Maybe, if they played hard enough, they could duplicate the feat of a 5-13 Lake Linden (there was no Hubbell in the name) team that upset a 17-1 Ewen-Trout Creek outfit in the 1969 districts.
Or perhaps do something like a downstate team (I'm thinking it was Clare) did when it took a 4-14 record into the postseason and made it deep into state tournament in the late 1950s.
Of course, weatherwise, that's not probable in 2014. Just the other night, I encountered high snowbanks in Chassell - a town that traditionally gets less snow than most towns in our area. Not to mention bone-chilling cold straight from the latest polar vortex.
But on the subject of dreaming California style, I think back to a late March a few years ago. My family and I had just arrived in sunny Orlando for a week when the Weather Channel reported of some 48 inches of snow falling in Toivola.

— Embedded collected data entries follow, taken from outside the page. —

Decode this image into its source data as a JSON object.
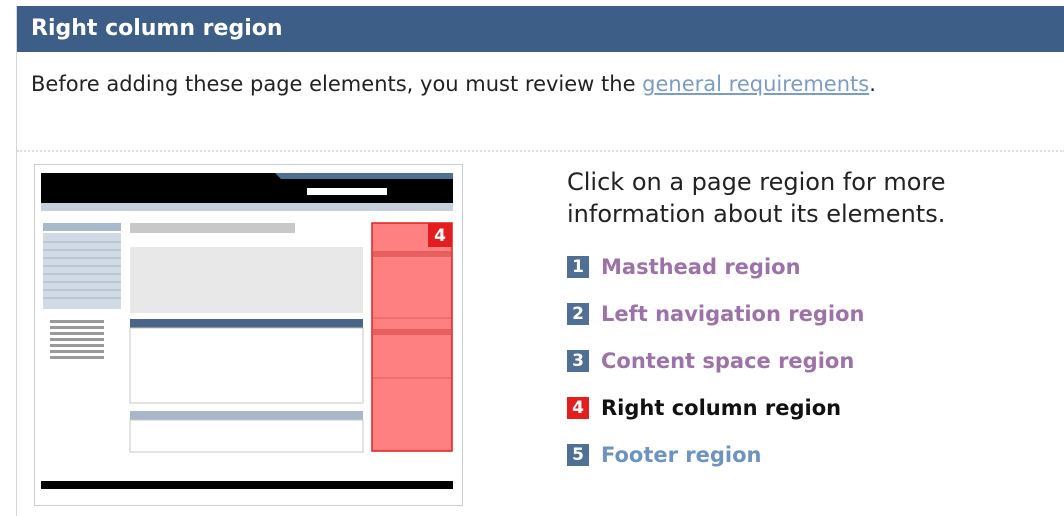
{
  "header": {
    "title": "Right column region"
  },
  "intro": {
    "before": "Before adding these page elements, you must review the ",
    "link": "general requirements",
    "after": "."
  },
  "hint": "Click on a page region for more information about its elements.",
  "regions": [
    {
      "number": "1",
      "label": "Masthead region",
      "active": false
    },
    {
      "number": "2",
      "label": "Left navigation region",
      "active": false
    },
    {
      "number": "3",
      "label": "Content space region",
      "active": false
    },
    {
      "number": "4",
      "label": "Right column region",
      "active": true
    },
    {
      "number": "5",
      "label": "Footer region",
      "active": false
    }
  ],
  "thumbnail": {
    "highlight_number": "4"
  },
  "colors": {
    "header_bg": "#3d5f87",
    "visited_link": "#9d72a8",
    "link": "#6d93c1",
    "active_badge": "#e41e1e",
    "badge": "#4f6f95"
  }
}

I couldn't help but think, while taking in a Detroit Tigers exhibition game in 80 degree temperatures, that my neighbors were shoveling out large piles of the white stuff.
And to be perfectly honest, I didn't feel all that bad that we had missed the big storm by a day.
Or there was that New Year's Day in Fort Huacucha, Ariz. when a few of my Army buddies and I golfed a round.
Afterward, we lounged on the veranda of the club in 68 degree temperatures with a drink or two and talked about our folks back home.
The Upper Midwest was then going through a cold snap that had sent the thermometer plunging in the 30-degree below range.
But don't feel any envy ... I'm now paying for those warm and carefree days like the rest of the Copper Country.